What This Looks Like
Engineers at this stage write functional code that accomplishes its purpose. You follow team conventions when reminded or reviewed, and you may rely heavily on copy-paste from similar examples—which is a reasonable way to learn. You're starting to understand formatting and basic readability, though meaningful variable names might appear inconsistently. You're beginning to see the difference between code that merely works and code that others can understand.
The common struggles at this stage are natural parts of learning. Your code may be hard to read, duplicate logic unnecessarily, or miss opportunities for reuse. You might lack consistent formatting or structure, and you may not yet recognize performance or security implications of your choices. The phrase "clean code" might feel abstract—you're still learning what it means in context.
The Shift
The fundamental shift at this stage moves from "Does it work?" to "Will someone else understand and maintain this?" This doesn't mean you stop caring about functionality—it means you start thinking about the reader. A piece of code might execute perfectly and still be a burden to maintain if no one can figure out what it does or why.
You'll know the shift is taking hold when you write code that works and passes basic review, when you make use of existing examples or conventions rather than inventing your own, and when you show genuine curiosity about how to improve your style and structure. Responding to feedback and improving code accordingly becomes second nature.
How to Grow
Start by asking yourself key questions before and after writing code. Would this make sense to someone seeing it for the first time? Is there a simpler, cleaner way to write this? Am I following team standards or just doing what worked before? These questions won't always have clear answers, but asking them reshapes your approach.
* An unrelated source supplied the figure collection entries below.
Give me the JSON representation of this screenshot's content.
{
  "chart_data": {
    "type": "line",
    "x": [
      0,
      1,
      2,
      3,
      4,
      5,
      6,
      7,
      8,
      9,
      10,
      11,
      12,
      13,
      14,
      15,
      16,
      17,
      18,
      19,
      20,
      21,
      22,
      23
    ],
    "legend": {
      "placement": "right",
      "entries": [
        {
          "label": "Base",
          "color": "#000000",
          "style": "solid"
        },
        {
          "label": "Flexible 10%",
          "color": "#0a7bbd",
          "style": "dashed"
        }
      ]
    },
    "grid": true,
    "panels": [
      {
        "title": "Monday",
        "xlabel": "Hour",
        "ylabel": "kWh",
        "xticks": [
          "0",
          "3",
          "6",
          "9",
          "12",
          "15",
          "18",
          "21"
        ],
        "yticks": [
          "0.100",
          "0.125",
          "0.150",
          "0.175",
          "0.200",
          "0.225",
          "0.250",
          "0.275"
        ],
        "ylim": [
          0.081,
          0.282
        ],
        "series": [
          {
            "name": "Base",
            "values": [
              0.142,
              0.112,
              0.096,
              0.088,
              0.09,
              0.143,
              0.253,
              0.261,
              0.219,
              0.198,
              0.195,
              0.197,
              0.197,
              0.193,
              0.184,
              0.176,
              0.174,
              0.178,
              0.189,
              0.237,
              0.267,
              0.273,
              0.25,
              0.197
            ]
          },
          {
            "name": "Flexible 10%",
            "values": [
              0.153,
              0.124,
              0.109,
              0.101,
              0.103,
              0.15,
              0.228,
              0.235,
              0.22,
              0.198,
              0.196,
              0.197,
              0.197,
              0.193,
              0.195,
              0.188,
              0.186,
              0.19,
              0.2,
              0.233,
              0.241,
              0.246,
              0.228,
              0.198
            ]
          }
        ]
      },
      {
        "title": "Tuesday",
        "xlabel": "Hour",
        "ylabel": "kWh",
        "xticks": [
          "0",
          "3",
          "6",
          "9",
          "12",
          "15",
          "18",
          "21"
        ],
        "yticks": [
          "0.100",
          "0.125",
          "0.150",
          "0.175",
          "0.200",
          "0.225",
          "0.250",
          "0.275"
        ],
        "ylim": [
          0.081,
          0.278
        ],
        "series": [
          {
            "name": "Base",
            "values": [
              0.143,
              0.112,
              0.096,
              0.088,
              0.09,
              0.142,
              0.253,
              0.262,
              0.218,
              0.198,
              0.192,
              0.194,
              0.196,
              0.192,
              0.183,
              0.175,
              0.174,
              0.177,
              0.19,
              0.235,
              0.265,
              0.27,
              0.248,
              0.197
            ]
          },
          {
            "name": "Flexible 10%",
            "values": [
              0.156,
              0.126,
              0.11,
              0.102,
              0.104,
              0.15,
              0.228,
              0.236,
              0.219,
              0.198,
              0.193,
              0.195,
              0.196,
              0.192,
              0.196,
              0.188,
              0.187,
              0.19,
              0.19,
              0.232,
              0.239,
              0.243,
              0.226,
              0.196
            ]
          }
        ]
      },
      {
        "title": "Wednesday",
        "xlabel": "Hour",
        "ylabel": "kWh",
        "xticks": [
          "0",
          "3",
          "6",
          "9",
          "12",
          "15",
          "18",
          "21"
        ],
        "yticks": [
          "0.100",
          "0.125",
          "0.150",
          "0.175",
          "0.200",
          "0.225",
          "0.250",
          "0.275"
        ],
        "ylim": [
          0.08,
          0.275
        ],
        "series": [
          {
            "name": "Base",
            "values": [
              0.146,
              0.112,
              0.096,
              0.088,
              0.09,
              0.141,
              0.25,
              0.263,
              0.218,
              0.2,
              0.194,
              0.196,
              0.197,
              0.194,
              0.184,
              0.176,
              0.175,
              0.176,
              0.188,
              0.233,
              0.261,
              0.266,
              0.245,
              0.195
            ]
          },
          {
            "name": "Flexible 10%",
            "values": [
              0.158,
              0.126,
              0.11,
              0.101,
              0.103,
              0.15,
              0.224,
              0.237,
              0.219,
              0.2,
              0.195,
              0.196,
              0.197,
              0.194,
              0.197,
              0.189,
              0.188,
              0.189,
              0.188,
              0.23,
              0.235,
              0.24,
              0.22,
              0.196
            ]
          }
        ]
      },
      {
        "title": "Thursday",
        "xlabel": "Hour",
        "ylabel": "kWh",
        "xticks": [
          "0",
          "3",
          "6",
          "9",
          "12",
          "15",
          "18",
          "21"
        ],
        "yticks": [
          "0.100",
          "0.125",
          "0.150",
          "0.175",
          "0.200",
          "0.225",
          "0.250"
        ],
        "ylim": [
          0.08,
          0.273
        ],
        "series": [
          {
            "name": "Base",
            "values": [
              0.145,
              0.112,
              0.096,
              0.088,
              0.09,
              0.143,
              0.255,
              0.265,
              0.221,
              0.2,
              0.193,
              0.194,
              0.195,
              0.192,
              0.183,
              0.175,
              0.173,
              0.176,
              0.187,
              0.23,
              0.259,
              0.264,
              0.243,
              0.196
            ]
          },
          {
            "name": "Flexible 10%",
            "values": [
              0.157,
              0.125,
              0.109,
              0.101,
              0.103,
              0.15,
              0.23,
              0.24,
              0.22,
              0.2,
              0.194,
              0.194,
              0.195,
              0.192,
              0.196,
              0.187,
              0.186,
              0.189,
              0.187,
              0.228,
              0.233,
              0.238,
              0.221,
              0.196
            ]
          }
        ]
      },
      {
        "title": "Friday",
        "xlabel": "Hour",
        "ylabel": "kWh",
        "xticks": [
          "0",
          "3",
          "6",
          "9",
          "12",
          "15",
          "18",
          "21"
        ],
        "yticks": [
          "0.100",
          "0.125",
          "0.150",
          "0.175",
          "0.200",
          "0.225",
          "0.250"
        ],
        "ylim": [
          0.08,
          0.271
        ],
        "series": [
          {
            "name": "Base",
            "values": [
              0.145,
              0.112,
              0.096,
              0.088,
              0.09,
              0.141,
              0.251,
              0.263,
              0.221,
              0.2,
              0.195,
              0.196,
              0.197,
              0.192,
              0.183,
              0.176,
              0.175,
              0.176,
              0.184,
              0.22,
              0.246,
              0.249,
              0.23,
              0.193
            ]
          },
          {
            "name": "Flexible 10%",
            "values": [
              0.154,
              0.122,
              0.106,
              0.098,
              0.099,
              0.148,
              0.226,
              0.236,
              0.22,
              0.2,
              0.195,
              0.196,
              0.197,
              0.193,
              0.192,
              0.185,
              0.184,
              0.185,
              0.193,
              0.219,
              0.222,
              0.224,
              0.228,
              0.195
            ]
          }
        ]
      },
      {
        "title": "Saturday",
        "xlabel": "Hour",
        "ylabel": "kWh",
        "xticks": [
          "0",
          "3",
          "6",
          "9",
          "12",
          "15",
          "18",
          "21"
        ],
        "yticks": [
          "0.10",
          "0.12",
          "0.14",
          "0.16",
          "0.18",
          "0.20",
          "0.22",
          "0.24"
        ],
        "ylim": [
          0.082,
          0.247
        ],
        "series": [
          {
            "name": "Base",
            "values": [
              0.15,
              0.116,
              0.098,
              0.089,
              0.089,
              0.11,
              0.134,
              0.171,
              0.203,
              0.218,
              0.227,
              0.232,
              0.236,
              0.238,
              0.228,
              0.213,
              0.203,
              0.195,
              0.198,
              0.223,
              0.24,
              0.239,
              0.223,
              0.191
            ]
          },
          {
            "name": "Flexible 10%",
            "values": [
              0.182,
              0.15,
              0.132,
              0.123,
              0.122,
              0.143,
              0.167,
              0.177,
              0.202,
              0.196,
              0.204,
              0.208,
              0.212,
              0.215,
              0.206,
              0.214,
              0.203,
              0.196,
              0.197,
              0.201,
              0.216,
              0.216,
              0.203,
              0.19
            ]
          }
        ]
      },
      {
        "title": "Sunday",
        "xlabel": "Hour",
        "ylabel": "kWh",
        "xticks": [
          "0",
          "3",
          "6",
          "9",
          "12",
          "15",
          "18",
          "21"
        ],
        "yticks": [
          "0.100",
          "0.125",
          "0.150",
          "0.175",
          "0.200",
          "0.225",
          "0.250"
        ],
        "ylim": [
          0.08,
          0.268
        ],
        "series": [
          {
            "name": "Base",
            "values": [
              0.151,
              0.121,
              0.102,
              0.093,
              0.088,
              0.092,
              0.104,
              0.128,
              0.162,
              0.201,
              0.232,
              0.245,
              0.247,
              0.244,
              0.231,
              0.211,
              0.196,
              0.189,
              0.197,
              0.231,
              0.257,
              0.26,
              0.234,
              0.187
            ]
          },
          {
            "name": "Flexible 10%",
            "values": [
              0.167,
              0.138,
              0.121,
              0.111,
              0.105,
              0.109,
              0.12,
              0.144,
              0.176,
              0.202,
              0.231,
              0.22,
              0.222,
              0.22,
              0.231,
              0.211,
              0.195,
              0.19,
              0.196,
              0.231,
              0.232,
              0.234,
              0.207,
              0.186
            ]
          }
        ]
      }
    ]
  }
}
Build practical habits around quality. Use the linter and formatter consistently—they catch issues you'll otherwise miss. Read pull requests from others to see different approaches and learn what makes code readable. Rename things when they're unclear, even if it feels pedantic. When a review suggests a new pattern, ask questions to understand the reasoning. Consider rewriting something you wrote last month just to see how your thinking has evolved.
You'll know you're ready to move to the next stage when you see fewer formatting or naming issues in code reviews, when you show more awareness of maintainability in your pull requests, and when you've developed genuine curiosity about structure, reuse, and idiomatic patterns.
At this stage, writing working code is the priority—and that's a solid foundation. As you build confidence, you start to notice how code quality makes everything smoother.